As Europe remains the key concern globally, Steve Brice, Chief Investment Strategist, Standard Chartered Bank disclosed that the investment bank is underweight European equities. However, he is overweight on global counterparts.
As Europe remains the key concern globally, Steve Brice, Chief Investment Strategist, Standard Chartered Bank disclosed that the investment bank is underweight European equities. However, he is overweight on global counterparts. Standard Chartered Bank is advising clients to increase equity holdings on any weakness.
Expressing his view on India, Brice said that he expects 25 bps cut in repo rate in the RBI policy meeting tomorrow . He added that the investment bank is looking to up India’s rating from neutral to overweight as soon as macro economic situation improves.
Below is the edited transcript of the interview. Also watch the accompanying video.
Q: Has risk aversion contracted significantly over the course of the last week?
A: Everybody is very keen to watch developments out of Europe in particular. Economic data in the US has become more fragile, China continues to disappoint on the downside; we saw the GDP data and trade data as well last week. I think Europe is the main concern for people.
The good news from that front is while we are seeing government bond yields increase, which is a sign of increasing sovereign debt stress, European banks are not seeing liquidity challenges at all. This is probably what the Long-term Refinancing Operation (LTRO) was effectively aimed at.
We will watch Europe closely but it is unlikely that it has become a global negative, it’s more likely to be a local negative. So we are underweight European equities but overweight global equities as a whole.
Q: So you don’t think there is likelihood of a 10-15% kind of a big correction in global equities over the next month?
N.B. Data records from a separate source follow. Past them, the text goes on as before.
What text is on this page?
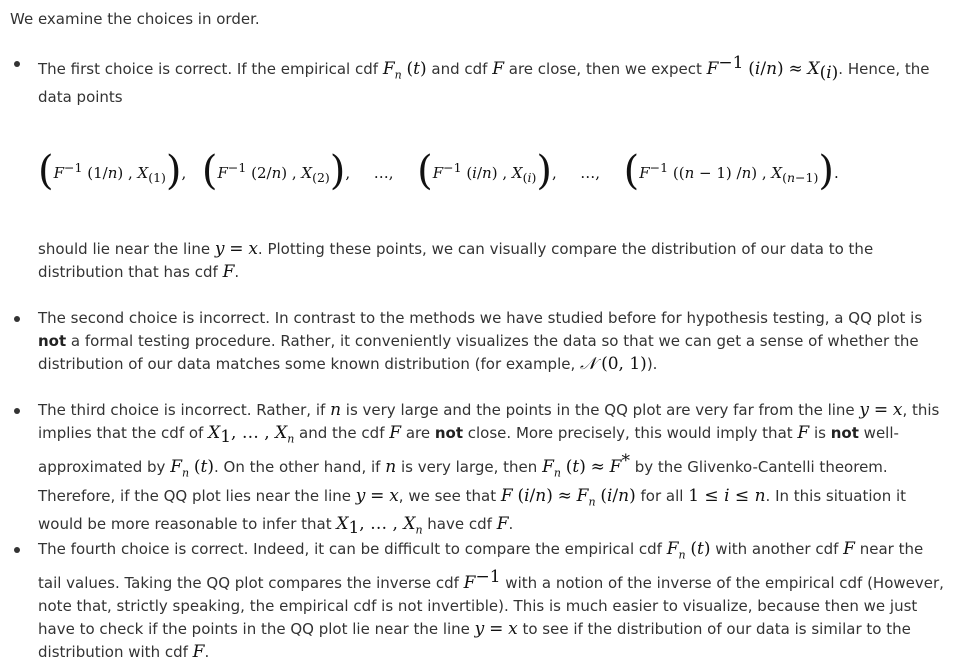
We examine the choices in order.
The first choice is correct. If the empirical cdf $F_n$ (t) and cdf F are close, then we expect $F^{-1}$ $(i/n) \approx X_{(i)}$. Hence, the data points
($F^{-1}$ (1/n) , $X_{(1)}$), ($F^{-1}$ (2/n) , $X_{(2)}$), …,  ($F^{-1}$ (i/n) , $X_{(i)}$), …,  ($F^{-1}$ ((n − 1) /n) , $X_{(n-1)}$).
should lie near the line y = x. Plotting these points, we can visually compare the distribution of our data to the distribution that has cdf F.
The second choice is incorrect. In contrast to the methods we have studied before for hypothesis testing, a QQ plot is not a formal testing procedure. Rather, it conveniently visualizes the data so that we can get a sense of whether the distribution of our data matches some known distribution (for example, 𝒩 (0, 1)).
The third choice is incorrect. Rather, if n is very large and the points in the QQ plot are very far from the line y = x, this implies that the cdf of $X_1$, … , $X_n$ and the cdf F are not close. More precisely, this would imply that F is not well-approximated by $F_n$ (t). On the other hand, if n is very large, then $F_n$ (t) ≈ F* by the Glivenko-Cantelli theorem. Therefore, if the QQ plot lies near the line y = x, we see that F $(i/n) \approx F_n$ (i/n) for all 1 ≤ i ≤ n. In this situation it would be more reasonable to infer that $X_1$, … , $X_n$ have cdf F.
The fourth choice is correct. Indeed, it can be difficult to compare the empirical cdf $F_n$ (t) with another cdf F near the tail values. Taking the QQ plot compares the inverse cdf $F^{-1}$ with a notion of the inverse of the empirical cdf (However, note that, strictly speaking, the empirical cdf is not invertible). This is much easier to visualize, because then we just have to check if the points in the QQ plot lie near the line y = x to see if the distribution of our data is similar to the distribution with cdf F.
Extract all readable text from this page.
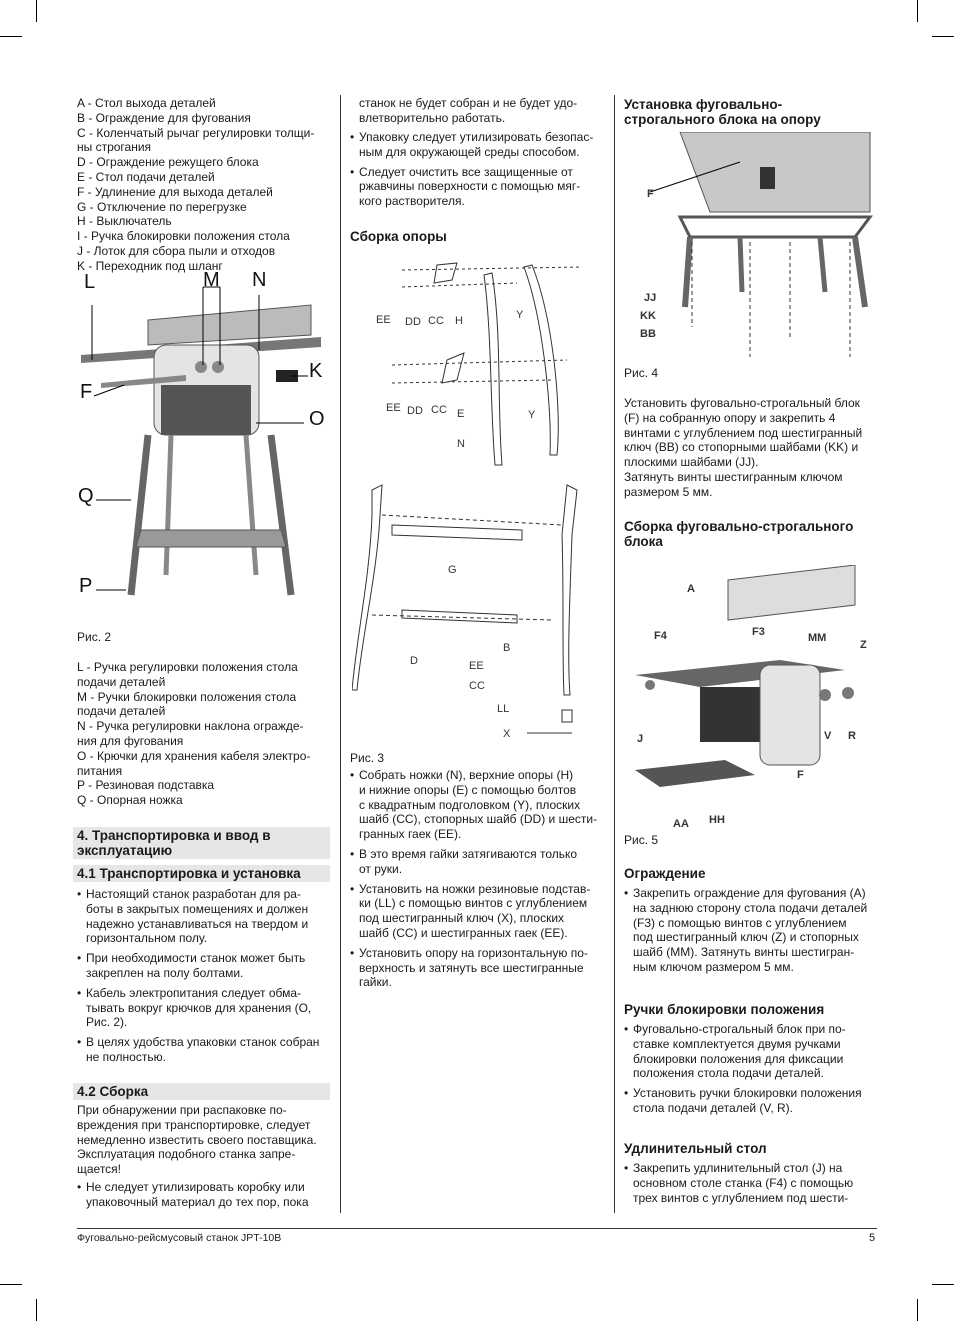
A - Стол выхода деталей
B - Ограждение для фугования
C - Коленчатый рычаг регулировки толщи-
ны строгания
D - Ограждение режущего блока
E - Стол подачи деталей
F - Удлинение для выхода деталей
G - Отключение по перегрузке
H - Выключатель
I - Ручка блокировки положения стола
J - Лоток для сбора пыли и отходов
K - Переходник под шланг
L	M N
F
K
O
Q
P
Рис. 2
L - Ручка регулировки положения стола
подачи деталей
M - Ручки блокировки положения стола
подачи деталей
N - Ручка регулировки наклона огражде-
ния для фугования
O - Крючки для хранения кабеля электро-
питания
P - Резиновая подставка
Q - Опорная ножка
4. Транспортировка и ввод в
эксплуатацию
4.1 Транспортировка и установка
• Настоящий станок разработан для ра-
боты в закрытых помещениях и должен
надежно устанавливаться на твердом и
горизонтальном полу.
• При необходимости станок может быть
закреплен на полу болтами.
• Кабель электропитания следует обма-
тывать вокруг крючков для хранения (O,
Рис. 2).
• В целях удобства упаковки станок собран
не полностью.
4.2 Сборка
При обнаружении при распаковке по-
вреждения при транспортировке, следует
немедленно известить своего поставщика.
Эксплуатация подобного станка запре-
щается!
• Не следует утилизировать коробку или
упаковочный материал до тех пор, пока
станок не будет собран и не будет удо-
влетворительно работать.
• Упаковку следует утилизировать безопас-
ным для окружающей среды способом.
• Следует очистить все защищенные от
ржавчины поверхности с помощью мяг-
кого растворителя.
Сборка опоры
EE DD CC H	Y
EE DD CC E	Y
N
G
D
B
EE
CC
LL
X
Рис. 3
• Собрать ножки (N), верхние опоры (H)
и нижние опоры (E) с помощью болтов
с квадратным подголовком (Y), плоских
шайб (CC), стопорных шайб (DD) и шести-
гранных гаек (EE).
• В это время гайки затягиваются только
от руки.
• Установить на ножки резиновые подстав-
ки (LL) с помощью винтов с углублением
под шестигранный ключ (X), плоских
шайб (CC) и шестигранных гаек (EE).
• Установить опору на горизонтальную по-
верхность и затянуть все шестигранные
гайки.
Установка фуговально-
строгального блока на опору
F
JJ
KK
BB
Рис. 4
Установить фуговально-строгальный блок
(F) на собранную опору и закрепить 4
винтами с углублением под шестигранный
ключ (BB) со стопорными шайбами (KK) и
плоскими шайбами (JJ).
Затянуть винты шестигранным ключом
размером 5 мм.
Сборка фуговально-строгального
блока
A
F4	F3	MM
Z
J	V R
F
AA HH
Рис. 5
Ограждение
• Закрепить ограждение для фугования (A)
на заднюю сторону стола подачи деталей
(F3) с помощью винтов с углублением
под шестигранный ключ (Z) и стопорных
шайб (MM). Затянуть винты шестигран-
ным ключом размером 5 мм.
Ручки блокировки положения
• Фуговально-строгальный блок при по-
ставке комплектуется двумя ручками
блокировки положения для фиксации
положения стола подачи деталей.
• Установить ручки блокировки положения
стола подачи деталей (V, R).
Удлинительный стол
• Закрепить удлинительный стол (J) на
основном столе станка (F4) с помощью
трех винтов с углублением под шести-
Фуговально-рейсмусовый станок JPT-10B	5
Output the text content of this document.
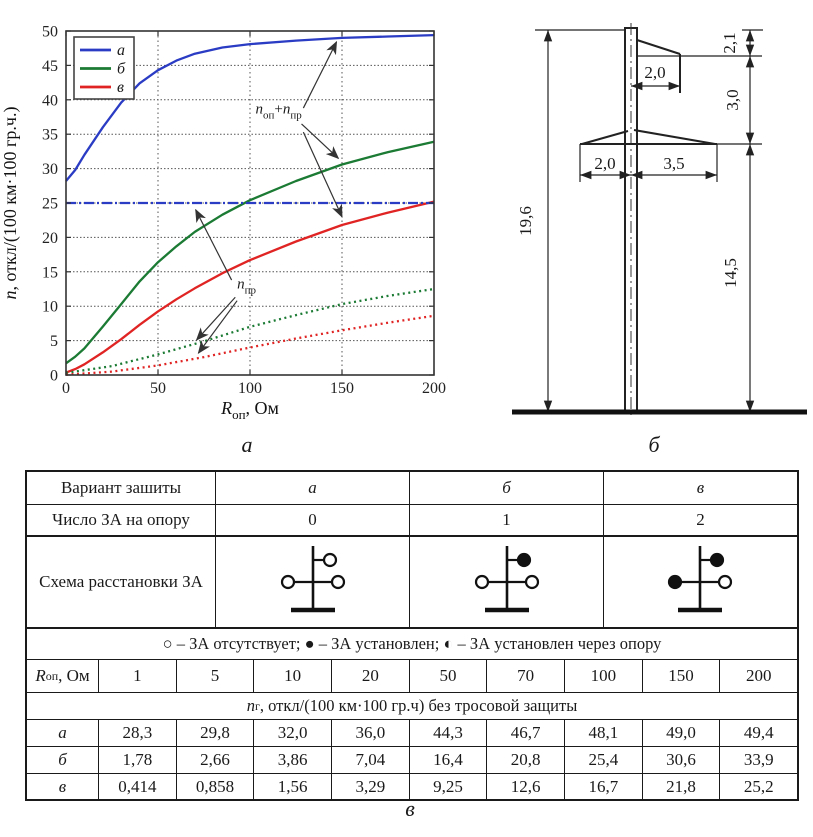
0
5
10
15
20
25
30
35
40
45
50
0	50	100	150	200
$R_{оп}$, Ом
n, откл/(100 км·100 гр.ч.)
а
б
в
$n_{оп}+n_{пр}$
$n_{пр}$
а
2,0
2,1
3,0
2,0	3,5
19,6
14,5
б
Вариант зашиты	а	б	в
Число ЗА на опору	0	1	2
Схема расстановки ЗА
○ – ЗА отсутствует; ● – ЗА установлен; ◐ – ЗА установлен через опору
R оп , Ом	1	5	10	20	50	70	100	150	200
n г , откл/(100 км·100 гр.ч) без тросовой защиты
а	28,3	29,8	32,0	36,0	44,3	46,7	48,1	49,0	49,4
б	1,78	2,66	3,86	7,04	16,4	20,8	25,4	30,6	33,9
в	0,414	0,858	1,56	3,29	9,25	12,6	16,7	21,8	25,2
в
A: Before we saw this correction, we expected to see a 3-5% downside. Global stock markets are down 4.5% from their peaks. So we could see short-term fragility. Technicals suggest that we could see another 4-5% from here in theory but there is a lot of cash on the sidelines. So we are generally feeling that things are playing out as we are expecting.
There is always going to be some sort of correction at some point. We are up nearly 8% so far this year and that is still a positive environment. We don’t think there will be huge drops from here. We are advising our clients to increase their equity holdings on weakness. So we believe equities are still undervalued both from a historical perspective and also against government bond markets. Therefore, if we see any short-term volatility then we would average into equities.
Q: What is the mood on India - have the recent events on taxing global investors etc taken a little bit of sheen off the story?
A; People have been quite bearish on India for some time; we saw that through the stock market performance last year. Obviously, there was a very strong start to the year and then it faded from there. From that perspective, people are still feeling a little big cautious. They are not willing to jump in. The Central Bank meeting this week will be important. We are expecting a 25 basis point cut in repo rate. We are looking for an opportunity to revise our weight on Indian equities with currently neutral within a global framework.
Our next move is to be an overweight. But we still fear we have got some time to play this out; still some negative news. We have the election cycle as well. So we can be fairly patient but the next move, we do believe, would be an upgrade rather than a downgrade to our outlook.